• şebnem paker'in dinle'den önce eurovision'a katıldığı ve 10lu bir derece aldığı şarkısı.
  • pastirma yazinin hak ettigi ünvan.
  • bir başka gece'den daha ağır, yine o dönemlerin bir müzik eğlence programı. ayşe egesoy sunardı.
  • a$k mevsimi. ay ay ay...
  • serinin diğer filmleri için toptan bakınız:
    (bkz: 25 inci saat)
    (bkz: 8 inci gün)
    (bkz: 32 nci gün)
    (bkz: 53 üncü hafta)
    (bkz: binikinci gece)
  • belki de şu ana kadar eurovision'a katilan en güzel şarkımız. gerçi eurovision standartlarinda olmayisi ve birazcık da produksyonun kötü olması bu güzelim şarkıyı insanlara unutturmuştur. hatta sebnem paker'e ne oldu o da ayrı bir muamma...
  • yukarıda belirtilen abdurrahim karakoç şiiri olması dışında şair bu betimlemeyi bir şiirinde de şu şekilde kullanmıştır:

    hep beşinci mevsim, her taraf duvar
    ne çiçek,ne güneş, ne yağmur, ne kar...

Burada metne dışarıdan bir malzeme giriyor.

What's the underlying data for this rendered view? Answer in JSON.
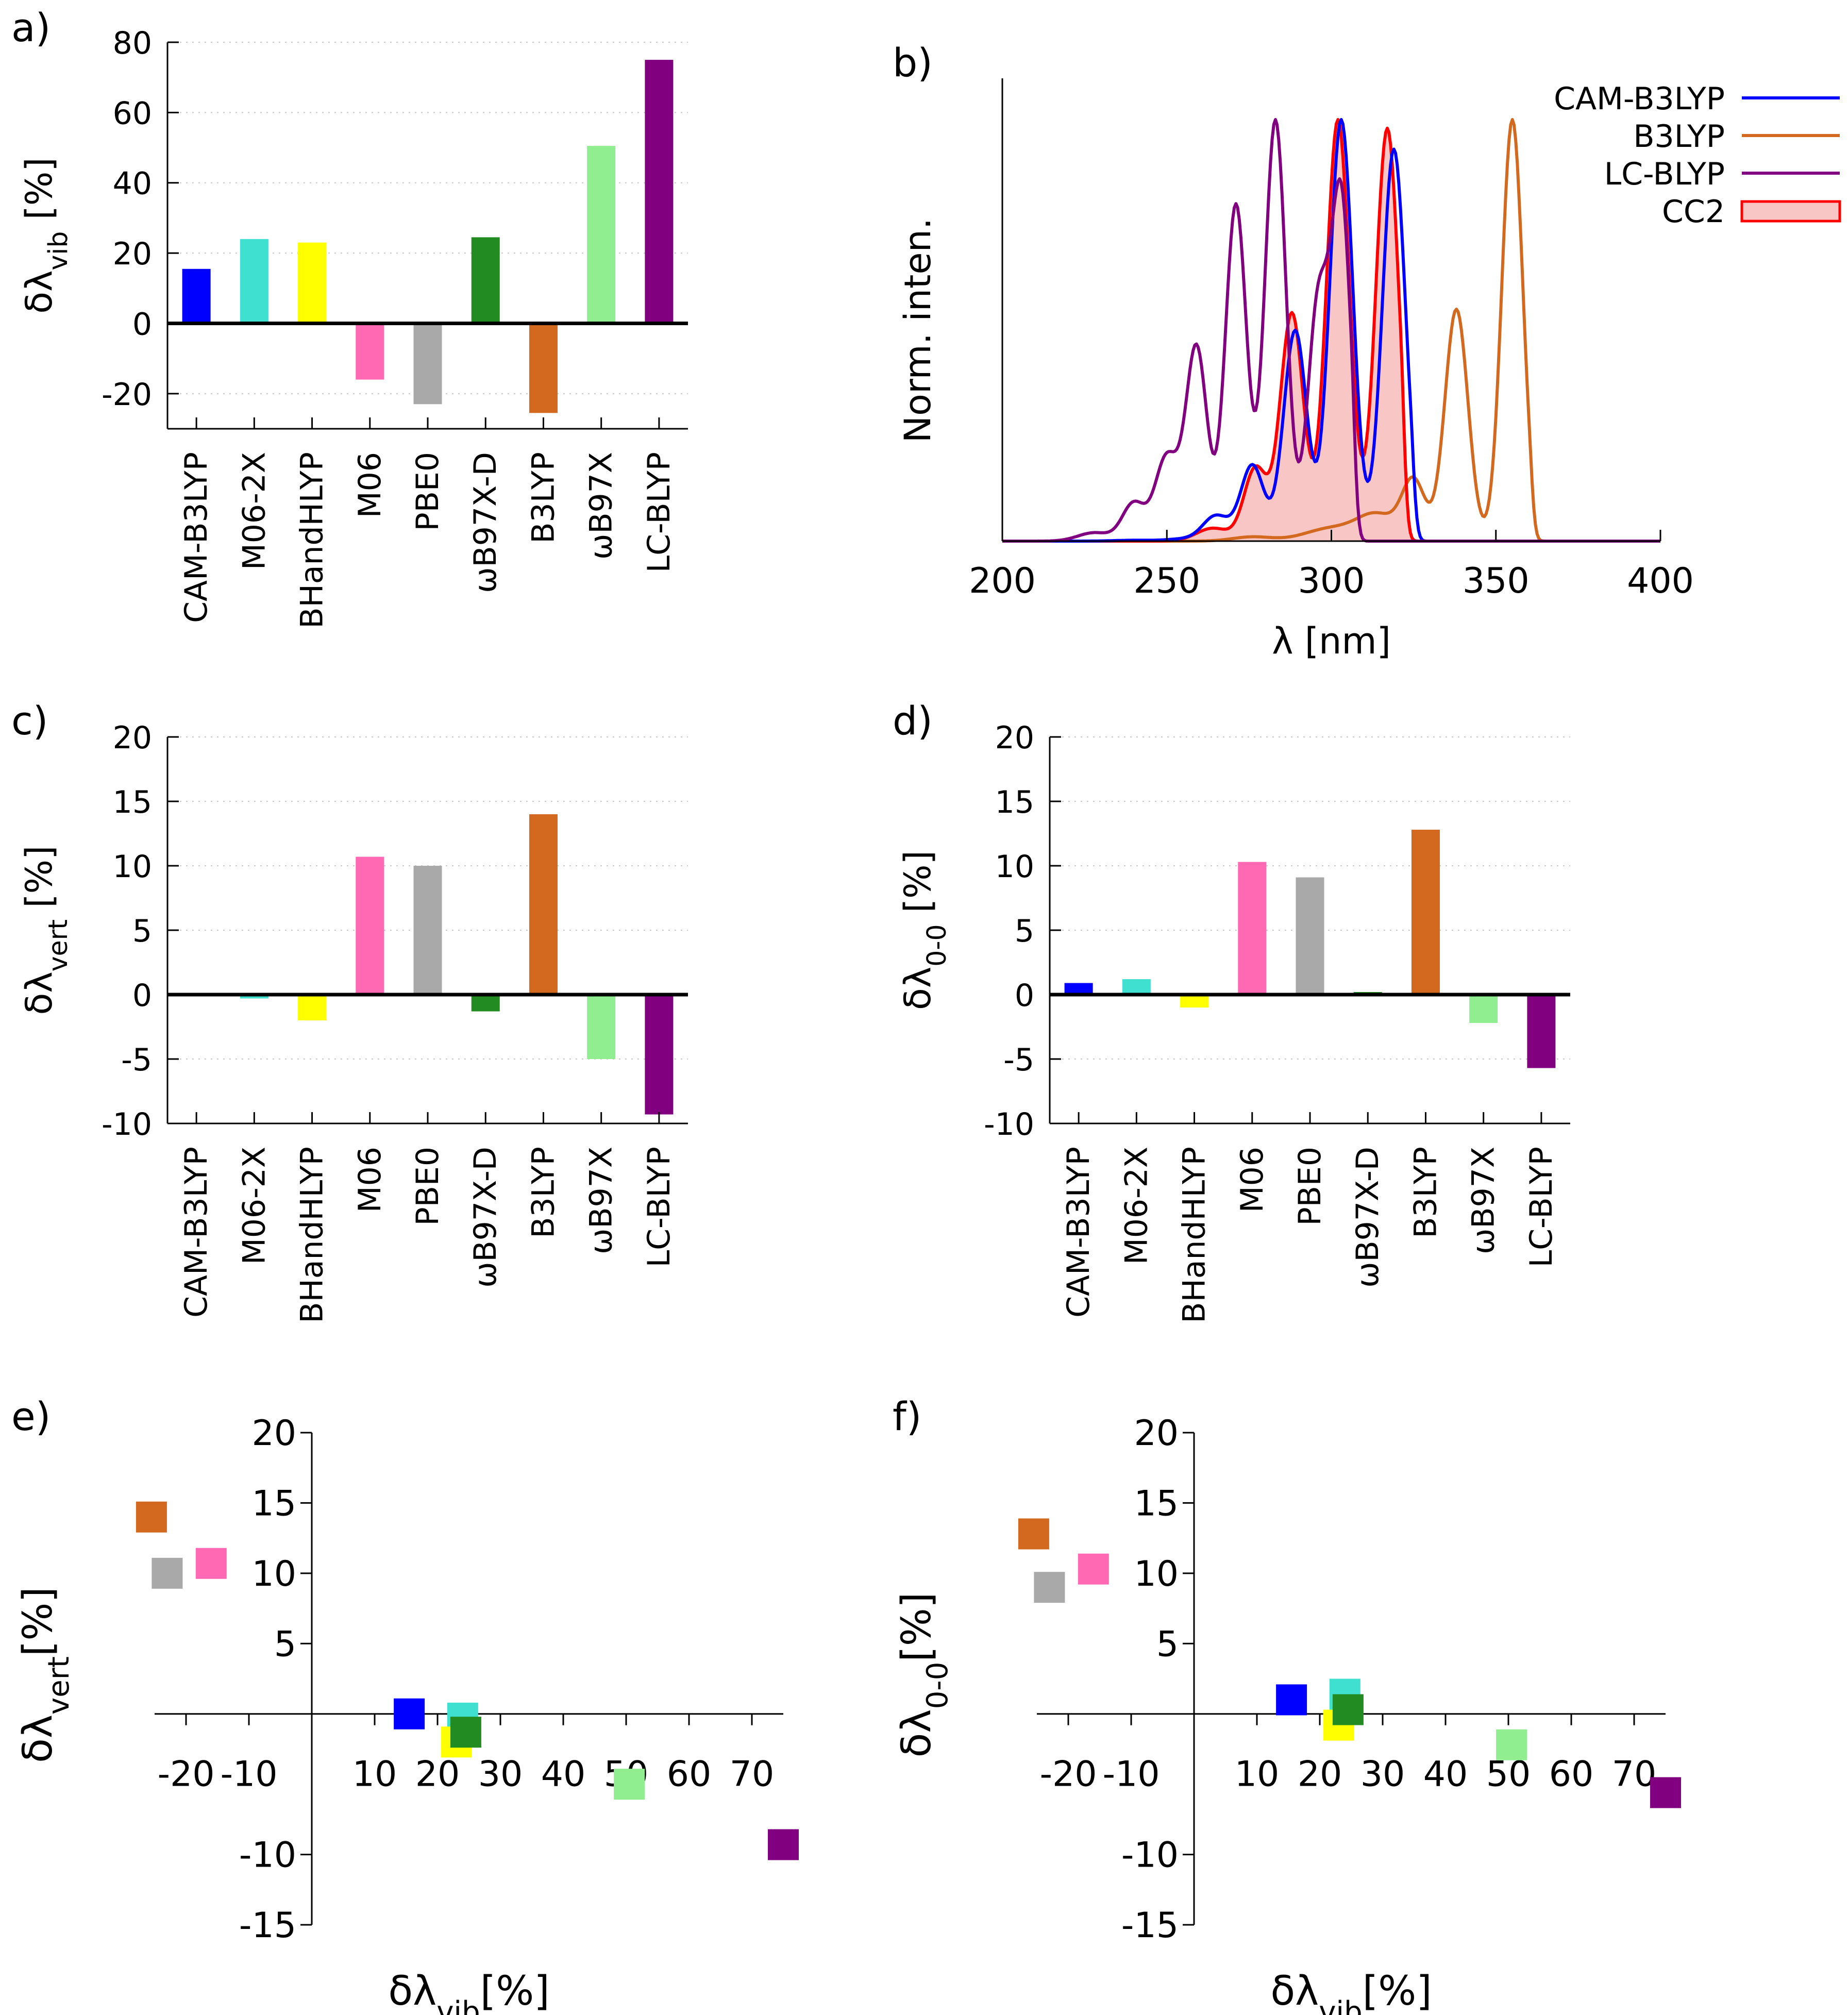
{
  "colors": {
    "CAM-B3LYP": "#0000ff",
    "M06-2X": "#40e0d0",
    "BHandHLYP": "#ffff00",
    "M06": "#ff69b4",
    "PBE0": "#a9a9a9",
    "ωB97X-D": "#228b22",
    "B3LYP": "#d2691e",
    "ωB97X": "#90ee90",
    "LC-BLYP": "#800080",
    "CC2": "#ff0000",
    "CC2_fill": "#f9c6c6"
  },
  "chart_data": [
    {
      "id": "a",
      "panel_label": "a)",
      "type": "bar",
      "ylabel_main": "δλ",
      "ylabel_sub": "vib",
      "ylabel_tail": " [%]",
      "categories": [
        "CAM-B3LYP",
        "M06-2X",
        "BHandHLYP",
        "M06",
        "PBE0",
        "ωB97X-D",
        "B3LYP",
        "ωB97X",
        "LC-BLYP"
      ],
      "values": [
        15.5,
        24,
        23,
        -16,
        -23,
        24.5,
        -25.5,
        50.5,
        75
      ],
      "ylim": [
        -30,
        80
      ],
      "yticks": [
        -20,
        0,
        20,
        40,
        60,
        80
      ],
      "tick_labels": [
        "-20",
        "0",
        "20",
        "40",
        "60",
        "80"
      ]
    },
    {
      "id": "b",
      "panel_label": "b)",
      "type": "line",
      "xlabel": "λ [nm]",
      "ylabel": "Norm. inten.",
      "xlim": [
        200,
        400
      ],
      "xticks": [
        200,
        250,
        300,
        350,
        400
      ],
      "tick_labels": [
        "200",
        "250",
        "300",
        "350",
        "400"
      ],
      "legend": [
        "CAM-B3LYP",
        "B3LYP",
        "LC-BLYP",
        "CC2"
      ],
      "series": [
        {
          "name": "CAM-B3LYP",
          "peaks": [
            [
              240,
              0.002,
              6
            ],
            [
              255,
              0.005,
              5
            ],
            [
              265,
              0.06,
              4
            ],
            [
              276,
              0.18,
              3.5
            ],
            [
              289,
              0.5,
              3.5
            ],
            [
              303,
              1.0,
              3.5
            ],
            [
              319,
              0.93,
              3.5
            ]
          ],
          "cutoff": 324
        },
        {
          "name": "B3LYP",
          "peaks": [
            [
              276,
              0.01,
              6
            ],
            [
              300,
              0.03,
              8
            ],
            [
              314,
              0.06,
              6
            ],
            [
              325,
              0.14,
              3.5
            ],
            [
              338,
              0.55,
              3.5
            ],
            [
              355,
              1.0,
              3.2
            ]
          ],
          "cutoff": 360
        },
        {
          "name": "LC-BLYP",
          "peaks": [
            [
              228,
              0.02,
              5
            ],
            [
              240,
              0.09,
              3.5
            ],
            [
              250,
              0.2,
              3.5
            ],
            [
              259,
              0.46,
              3.2
            ],
            [
              271,
              0.8,
              3.2
            ],
            [
              283,
              1.0,
              3.2
            ],
            [
              296,
              0.56,
              3.2
            ],
            [
              303,
              0.8,
              3
            ]
          ],
          "cutoff": 306
        },
        {
          "name": "CC2",
          "peaks": [
            [
              264,
              0.03,
              5
            ],
            [
              277,
              0.17,
              3.5
            ],
            [
              288,
              0.53,
              3.5
            ],
            [
              302,
              0.98,
              3.5
            ],
            [
              317,
              0.96,
              3.5
            ]
          ],
          "cutoff": 321
        }
      ]
    },
    {
      "id": "c",
      "panel_label": "c)",
      "type": "bar",
      "ylabel_main": "δλ",
      "ylabel_sub": "vert",
      "ylabel_tail": " [%]",
      "categories": [
        "CAM-B3LYP",
        "M06-2X",
        "BHandHLYP",
        "M06",
        "PBE0",
        "ωB97X-D",
        "B3LYP",
        "ωB97X",
        "LC-BLYP"
      ],
      "values": [
        0,
        -0.3,
        -2,
        10.7,
        10,
        -1.3,
        14,
        -5,
        -9.3
      ],
      "ylim": [
        -10,
        20
      ],
      "yticks": [
        -10,
        -5,
        0,
        5,
        10,
        15,
        20
      ],
      "tick_labels": [
        "-10",
        "-5",
        "0",
        "5",
        "10",
        "15",
        "20"
      ]
    },
    {
      "id": "d",
      "panel_label": "d)",
      "type": "bar",
      "ylabel_main": "δλ",
      "ylabel_sub": "0-0",
      "ylabel_tail": " [%]",
      "categories": [
        "CAM-B3LYP",
        "M06-2X",
        "BHandHLYP",
        "M06",
        "PBE0",
        "ωB97X-D",
        "B3LYP",
        "ωB97X",
        "LC-BLYP"
      ],
      "values": [
        0.9,
        1.2,
        -1,
        10.3,
        9.1,
        0.2,
        12.8,
        -2.2,
        -5.7
      ],
      "ylim": [
        -10,
        20
      ],
      "yticks": [
        -10,
        -5,
        0,
        5,
        10,
        15,
        20
      ],
      "tick_labels": [
        "-10",
        "-5",
        "0",
        "5",
        "10",
        "15",
        "20"
      ]
    },
    {
      "id": "e",
      "panel_label": "e)",
      "type": "scatter",
      "xlabel_main": "δλ",
      "xlabel_sub": "vib",
      "xlabel_tail": "[%]",
      "ylabel_main": "δλ",
      "ylabel_sub": "vert",
      "ylabel_tail": "[%]",
      "xlim": [
        -25,
        75
      ],
      "ylim": [
        -15,
        20
      ],
      "xticks": [
        -20,
        -10,
        10,
        20,
        30,
        40,
        50,
        60,
        70
      ],
      "xtick_labels": [
        "-20",
        "-10",
        "10",
        "20",
        "30",
        "40",
        "50",
        "60",
        "70"
      ],
      "yticks": [
        -15,
        -10,
        5,
        10,
        15,
        20
      ],
      "ytick_labels": [
        "-15",
        "-10",
        "5",
        "10",
        "15",
        "20"
      ],
      "points": [
        {
          "name": "CAM-B3LYP",
          "x": 15.5,
          "y": 0
        },
        {
          "name": "M06-2X",
          "x": 24,
          "y": -0.3
        },
        {
          "name": "BHandHLYP",
          "x": 23,
          "y": -2
        },
        {
          "name": "M06",
          "x": -16,
          "y": 10.7
        },
        {
          "name": "PBE0",
          "x": -23,
          "y": 10
        },
        {
          "name": "ωB97X-D",
          "x": 24.5,
          "y": -1.3
        },
        {
          "name": "B3LYP",
          "x": -25.5,
          "y": 14
        },
        {
          "name": "ωB97X",
          "x": 50.5,
          "y": -5
        },
        {
          "name": "LC-BLYP",
          "x": 75,
          "y": -9.3
        }
      ]
    },
    {
      "id": "f",
      "panel_label": "f)",
      "type": "scatter",
      "xlabel_main": "δλ",
      "xlabel_sub": "vib",
      "xlabel_tail": "[%]",
      "ylabel_main": "δλ",
      "ylabel_sub": "0-0",
      "ylabel_tail": "[%]",
      "xlim": [
        -25,
        75
      ],
      "ylim": [
        -15,
        20
      ],
      "xticks": [
        -20,
        -10,
        10,
        20,
        30,
        40,
        50,
        60,
        70
      ],
      "xtick_labels": [
        "-20",
        "-10",
        "10",
        "20",
        "30",
        "40",
        "50",
        "60",
        "70"
      ],
      "yticks": [
        -15,
        -10,
        5,
        10,
        15,
        20
      ],
      "ytick_labels": [
        "-15",
        "-10",
        "5",
        "10",
        "15",
        "20"
      ],
      "points": [
        {
          "name": "CAM-B3LYP",
          "x": 15.5,
          "y": 1
        },
        {
          "name": "M06-2X",
          "x": 24,
          "y": 1.4
        },
        {
          "name": "BHandHLYP",
          "x": 23,
          "y": -0.8
        },
        {
          "name": "M06",
          "x": -16,
          "y": 10.3
        },
        {
          "name": "PBE0",
          "x": -23,
          "y": 9
        },
        {
          "name": "ωB97X-D",
          "x": 24.5,
          "y": 0.3
        },
        {
          "name": "B3LYP",
          "x": -25.5,
          "y": 12.8
        },
        {
          "name": "ωB97X",
          "x": 50.5,
          "y": -2.2
        },
        {
          "name": "LC-BLYP",
          "x": 75,
          "y": -5.6
        }
      ]
    }
  ]
}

    ikinci mısrada yer alan bahar,yaz,sonbahar ve kışı tasvir eden örnekler ve ilk mısradaki 'her taraf duvar' ibaresinden de anlıyoruz ki dört mevsimin yaşanamadığı, dört duvar arası mekan yani 'hapishane' beşinci mevsim olarak tasavvur edilmiştir.

    yine şair bir röportajında beşinci mevsim'i kişinin iç dünyası olarak açıklamış ve kiş iç dünyasında hangi mevsimi yaşıyorsa realitede de o mevsimde yaşar demiştir.

    fikrimce de haklıdır. ve bir örnekle desteklemem gerekirse;

    iç dünyasında huzursuz bir insan için yazlar hep çok sıcak, kışlar hep dayanılmaz soğuk olurken huzurlu ve mutlu kişiler 'tam denize girilecek hava var veya tam çıkıp kartopu oynayacak hava var' demektedirler.

    edit: yukarıda belirtilen abdurrahim karakoç şiiri demişim ama uçmuş zamanla... aşağıda belirtilen abdurrahim karakoç şiiri diyelim

    beşinci mevsim

    düştü can evime dördüncü cemre
    dünyayı üçüncü gözümle gördüm.
    dörtyüz seksenbeş gün çekti bir sene
    onaltıncı aya takvimsiz girdim.

    aynalara baktım korku gösterdi
    saatler her sabah kırkı gösterdi
    namlular, nişanlar türk'ü gösterdi
    hayatım boyunca hedefte durdum.

    gül sundum yediler, koklamadılar
    armağan can verdim saklamadılar
    gittim... gelir diye beklemediler
    kaybolan gölgemi yollara sordum.

    getirdim yanıma ay'ı bir karış
    ölçtüm ki dağların boyu bir karış
    şehiri bir adım, köyü bir karış
    damlada denizdir en küçük derdim.

    savurdum, eledim, seçtim zamanı
    yaprak, yaprak tel tel açtım zamanı
    haftada üç asır geçtim zamanı
    nereye gittimse zamansız vardım.

    yırtıldı ruhlara çizdiğim resim
    yazık, kuklalara sığmadı sesim
    yaşadığım şimdi beşinci mevsim
    çağın çilesini sırtıma sardım
  • kış, bahar ve yazın kültürlenmesi, sentezlenmesi ile ortaya kendini meydana getiren şeylere benzemeyen bir mevsim çıkıyor: mevsim x. (beşinci mevsim) izmir'de kış-yaz arası aylarda gözlemek mümkün; geçiş mevsimi filan değil. öyle geçiş olmaz. daha doğrusu olmaz olsun. aynı ortamda üstünde mont olan terlemiyor, askılı olan üşümüyor. ve bunlar, onların kişisel özelliklerinden kaynaklanmıyor. hem güneş gözlüğü takılıyor hem şemsiye taşınıyor. dolayısıyla hiçbir mevsime oturmuyor özellikler. bence mevsimler tablosuna yeni bir mevsim eklenmesinin zamanıdır.
  • istanbul'un son birkaç aydır içinde bulunduğu, sonbahardan hallice, yazın yandan yemişi mevsim.
  • girişiyle insanı alıp başka diyarlara sürükleyen şarkı. eurovision' un oylama sistemine kurban olan şarkılardan sadece biri. arada kaynayıp gitmesi sadece türkiye için değil bütün esc için bir kayıptır.

    ha, aynı zamanda bir kazançtır. zira bu şarkıyla birinci olsaydı türkiye, ertesi sene dinle gibi bir parça çıkmayacaktı.